Museu Nacional d'Art de Catalunya


While I haven't really been able to see much of Barcelona during this trip since the conference is tucked in some ulu corner of the city, we did go out to an amazing venue this evening for the conference host dinner. As it was being sponsored by Barcelona Turisme and all the various federal/state/provincial tourism entities, they were pulling out all stops to impress the British travel trade. The dinner, which was for approximately 1000 pax, was held at the Museu Nacional d'Art de Catalunya. This means 100 banquet tables, no mean feat by itself in trying to find a venue that can accommodate this many tables. I was trying to think where in Singapore we could do something similar other than boring ole Suntec or Expo. This wasn't a run of the mill hotel function room or convention space, it was a historical building, working museum, that overlooked a large fountain piazza (something like Washington? or Vatican), which was superbly grand in the night with the lighting. Inside, other than the galleries, there was this huge cavernous space that had a high domed ceiling which could accommodate 100 tables (with room to spare) and tiered arena seating. According to wiki, it was built in 1929 for the World Fair, but it definitely looks older than that.

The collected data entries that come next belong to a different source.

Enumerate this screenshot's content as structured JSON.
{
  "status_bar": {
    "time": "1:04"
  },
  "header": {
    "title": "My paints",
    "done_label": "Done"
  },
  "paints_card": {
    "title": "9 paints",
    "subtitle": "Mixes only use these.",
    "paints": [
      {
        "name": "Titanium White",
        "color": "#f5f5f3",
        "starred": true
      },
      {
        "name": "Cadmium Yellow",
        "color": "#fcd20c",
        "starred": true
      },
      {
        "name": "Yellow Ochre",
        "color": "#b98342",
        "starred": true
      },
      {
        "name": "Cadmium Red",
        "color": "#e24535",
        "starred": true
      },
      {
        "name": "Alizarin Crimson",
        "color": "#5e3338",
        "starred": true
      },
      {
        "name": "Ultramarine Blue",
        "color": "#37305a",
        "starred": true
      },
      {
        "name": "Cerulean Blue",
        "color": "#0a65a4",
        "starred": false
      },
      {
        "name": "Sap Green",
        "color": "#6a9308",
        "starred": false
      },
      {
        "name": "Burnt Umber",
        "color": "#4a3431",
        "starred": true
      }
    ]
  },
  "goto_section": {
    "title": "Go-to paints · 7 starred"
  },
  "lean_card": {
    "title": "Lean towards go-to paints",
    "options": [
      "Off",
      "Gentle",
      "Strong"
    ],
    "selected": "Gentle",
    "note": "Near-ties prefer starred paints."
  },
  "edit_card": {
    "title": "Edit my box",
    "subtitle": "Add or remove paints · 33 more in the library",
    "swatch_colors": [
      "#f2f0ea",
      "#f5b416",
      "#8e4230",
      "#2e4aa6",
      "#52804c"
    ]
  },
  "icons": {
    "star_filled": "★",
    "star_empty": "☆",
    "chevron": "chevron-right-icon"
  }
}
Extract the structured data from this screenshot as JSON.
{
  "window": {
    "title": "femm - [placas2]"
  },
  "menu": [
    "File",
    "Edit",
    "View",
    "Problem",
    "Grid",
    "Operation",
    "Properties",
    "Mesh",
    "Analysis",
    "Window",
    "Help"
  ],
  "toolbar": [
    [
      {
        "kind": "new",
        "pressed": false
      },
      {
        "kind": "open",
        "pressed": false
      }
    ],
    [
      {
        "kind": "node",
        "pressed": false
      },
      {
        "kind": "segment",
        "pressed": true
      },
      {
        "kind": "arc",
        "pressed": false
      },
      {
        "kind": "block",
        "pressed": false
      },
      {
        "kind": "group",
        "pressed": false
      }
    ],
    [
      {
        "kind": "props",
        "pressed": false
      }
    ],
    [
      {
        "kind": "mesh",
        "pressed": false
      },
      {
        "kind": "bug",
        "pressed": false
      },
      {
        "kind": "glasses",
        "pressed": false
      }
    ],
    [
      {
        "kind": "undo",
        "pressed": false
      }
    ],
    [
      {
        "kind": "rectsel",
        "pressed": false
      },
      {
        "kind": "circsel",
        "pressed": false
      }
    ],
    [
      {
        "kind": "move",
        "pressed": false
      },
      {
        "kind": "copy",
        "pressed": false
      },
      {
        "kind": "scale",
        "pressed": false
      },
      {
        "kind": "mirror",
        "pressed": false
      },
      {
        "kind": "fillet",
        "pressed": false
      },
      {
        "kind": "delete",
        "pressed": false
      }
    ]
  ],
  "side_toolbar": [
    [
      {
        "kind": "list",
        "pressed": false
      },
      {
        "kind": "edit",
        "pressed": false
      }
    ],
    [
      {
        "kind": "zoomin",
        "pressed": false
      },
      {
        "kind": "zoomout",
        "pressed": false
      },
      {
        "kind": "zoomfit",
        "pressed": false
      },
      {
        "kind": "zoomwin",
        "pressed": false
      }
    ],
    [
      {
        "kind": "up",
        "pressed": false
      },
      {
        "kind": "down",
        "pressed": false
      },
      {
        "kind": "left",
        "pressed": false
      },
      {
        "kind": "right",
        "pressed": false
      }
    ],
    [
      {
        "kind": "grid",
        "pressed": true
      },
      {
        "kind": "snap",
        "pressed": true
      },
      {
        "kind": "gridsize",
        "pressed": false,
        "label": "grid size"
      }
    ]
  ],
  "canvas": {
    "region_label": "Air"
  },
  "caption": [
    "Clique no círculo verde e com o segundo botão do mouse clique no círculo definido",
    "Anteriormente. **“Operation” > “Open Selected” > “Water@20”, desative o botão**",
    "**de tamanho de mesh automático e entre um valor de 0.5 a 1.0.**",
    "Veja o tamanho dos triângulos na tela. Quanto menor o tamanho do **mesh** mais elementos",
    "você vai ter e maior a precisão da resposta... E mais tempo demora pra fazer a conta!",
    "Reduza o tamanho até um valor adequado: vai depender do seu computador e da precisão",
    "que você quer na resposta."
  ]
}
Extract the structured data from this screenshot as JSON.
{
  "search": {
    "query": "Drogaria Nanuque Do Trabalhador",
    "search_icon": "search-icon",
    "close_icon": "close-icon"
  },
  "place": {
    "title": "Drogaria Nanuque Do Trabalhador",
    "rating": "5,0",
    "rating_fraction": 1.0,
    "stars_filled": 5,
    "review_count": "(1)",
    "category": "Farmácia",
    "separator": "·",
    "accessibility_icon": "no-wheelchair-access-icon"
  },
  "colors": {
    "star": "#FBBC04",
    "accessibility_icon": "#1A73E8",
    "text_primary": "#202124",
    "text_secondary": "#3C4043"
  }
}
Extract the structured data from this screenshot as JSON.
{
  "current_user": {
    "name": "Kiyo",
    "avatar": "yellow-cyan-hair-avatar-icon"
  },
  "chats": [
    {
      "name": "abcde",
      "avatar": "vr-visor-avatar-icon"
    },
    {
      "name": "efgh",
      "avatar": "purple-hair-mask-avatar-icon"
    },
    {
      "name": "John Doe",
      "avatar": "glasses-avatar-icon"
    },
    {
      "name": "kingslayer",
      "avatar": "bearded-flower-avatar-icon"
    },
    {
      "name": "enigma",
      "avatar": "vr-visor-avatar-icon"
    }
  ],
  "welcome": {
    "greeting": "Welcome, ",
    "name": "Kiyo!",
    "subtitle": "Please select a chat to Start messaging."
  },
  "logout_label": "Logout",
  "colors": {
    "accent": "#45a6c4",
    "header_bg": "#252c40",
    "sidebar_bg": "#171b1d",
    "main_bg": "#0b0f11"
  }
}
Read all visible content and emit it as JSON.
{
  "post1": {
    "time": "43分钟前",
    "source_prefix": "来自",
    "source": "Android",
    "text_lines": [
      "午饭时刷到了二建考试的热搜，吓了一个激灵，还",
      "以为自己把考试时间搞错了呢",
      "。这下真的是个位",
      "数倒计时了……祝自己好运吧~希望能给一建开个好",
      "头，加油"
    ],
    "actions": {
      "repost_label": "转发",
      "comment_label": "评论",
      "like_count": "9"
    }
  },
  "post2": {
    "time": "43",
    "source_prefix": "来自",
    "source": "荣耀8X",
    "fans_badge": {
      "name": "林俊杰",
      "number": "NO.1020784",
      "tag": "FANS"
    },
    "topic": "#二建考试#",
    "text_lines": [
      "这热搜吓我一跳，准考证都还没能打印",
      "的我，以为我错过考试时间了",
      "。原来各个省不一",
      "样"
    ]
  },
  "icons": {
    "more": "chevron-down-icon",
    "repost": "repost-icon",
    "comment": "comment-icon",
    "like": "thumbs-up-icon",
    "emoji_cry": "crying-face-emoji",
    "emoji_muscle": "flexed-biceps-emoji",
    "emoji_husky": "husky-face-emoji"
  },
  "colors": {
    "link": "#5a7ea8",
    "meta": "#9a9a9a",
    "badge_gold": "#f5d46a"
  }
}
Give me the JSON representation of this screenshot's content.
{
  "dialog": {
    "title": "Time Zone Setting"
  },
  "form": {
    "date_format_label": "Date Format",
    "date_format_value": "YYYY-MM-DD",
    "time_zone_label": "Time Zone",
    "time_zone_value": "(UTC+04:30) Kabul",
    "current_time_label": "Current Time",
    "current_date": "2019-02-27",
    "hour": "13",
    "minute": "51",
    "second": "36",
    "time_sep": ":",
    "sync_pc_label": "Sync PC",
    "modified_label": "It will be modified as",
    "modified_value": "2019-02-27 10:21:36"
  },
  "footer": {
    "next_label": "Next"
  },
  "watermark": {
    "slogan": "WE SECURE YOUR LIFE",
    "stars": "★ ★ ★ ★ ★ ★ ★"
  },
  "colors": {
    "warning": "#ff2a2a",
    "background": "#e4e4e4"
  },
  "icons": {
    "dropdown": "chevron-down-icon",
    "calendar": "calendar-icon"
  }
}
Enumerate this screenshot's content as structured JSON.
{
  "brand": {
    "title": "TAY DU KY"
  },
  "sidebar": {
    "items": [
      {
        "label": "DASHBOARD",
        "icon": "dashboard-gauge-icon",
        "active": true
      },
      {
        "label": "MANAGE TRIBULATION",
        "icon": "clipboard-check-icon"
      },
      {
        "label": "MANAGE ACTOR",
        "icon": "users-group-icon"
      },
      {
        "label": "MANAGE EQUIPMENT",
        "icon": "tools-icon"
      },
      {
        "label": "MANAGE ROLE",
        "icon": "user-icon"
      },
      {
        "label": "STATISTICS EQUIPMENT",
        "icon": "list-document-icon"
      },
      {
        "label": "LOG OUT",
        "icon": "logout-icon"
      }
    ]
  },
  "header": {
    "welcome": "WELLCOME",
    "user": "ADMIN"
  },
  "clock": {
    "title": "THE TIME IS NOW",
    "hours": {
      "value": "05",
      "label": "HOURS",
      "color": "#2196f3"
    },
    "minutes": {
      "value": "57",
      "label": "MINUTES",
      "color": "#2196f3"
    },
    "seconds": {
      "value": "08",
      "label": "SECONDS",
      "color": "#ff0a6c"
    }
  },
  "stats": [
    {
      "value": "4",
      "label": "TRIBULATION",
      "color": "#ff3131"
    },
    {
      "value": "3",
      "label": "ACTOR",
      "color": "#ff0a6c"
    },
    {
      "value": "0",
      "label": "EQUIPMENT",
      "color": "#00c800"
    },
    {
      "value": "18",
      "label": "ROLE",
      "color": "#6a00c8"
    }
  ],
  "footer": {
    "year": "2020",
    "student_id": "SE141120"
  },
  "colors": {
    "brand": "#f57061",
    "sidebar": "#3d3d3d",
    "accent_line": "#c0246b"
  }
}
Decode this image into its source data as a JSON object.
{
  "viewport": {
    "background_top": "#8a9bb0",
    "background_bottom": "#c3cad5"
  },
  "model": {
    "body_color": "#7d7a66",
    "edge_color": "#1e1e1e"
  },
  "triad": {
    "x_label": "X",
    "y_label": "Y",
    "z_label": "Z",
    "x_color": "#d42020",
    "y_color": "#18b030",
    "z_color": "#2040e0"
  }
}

Other than the amazing space and architecture, the night ended spectacularly (at midnight, after dinner was served at 10pm in timely Spanish fashion) with a Cirque du Soleil-esque performance. 5 performers rappeled down slowly from the domed ceiling, where trusses and structures had been rigged (in a historical building no less) and entertained the captivated audience with different acrobatics that involved swinging, twirling, somersaulting, all while suspended in the air. One of the performers then twisted and twirled without a harness around a hoop and was followed by other feats performed on bungy cords. It was really quite awesome. Much better than the human towers that were the first part of the entertainment. I really wonder how long it took to rig up all those structures, I'd say the floor-to-ceiling height was probably about 4-5 stories. In Singapore, it would be a nightmare getting clearances and all that I bet. It does help that the museum is run by the Ministry of Tourism and Culture. Now if only we had the same sort of spaces to play with in Singapore.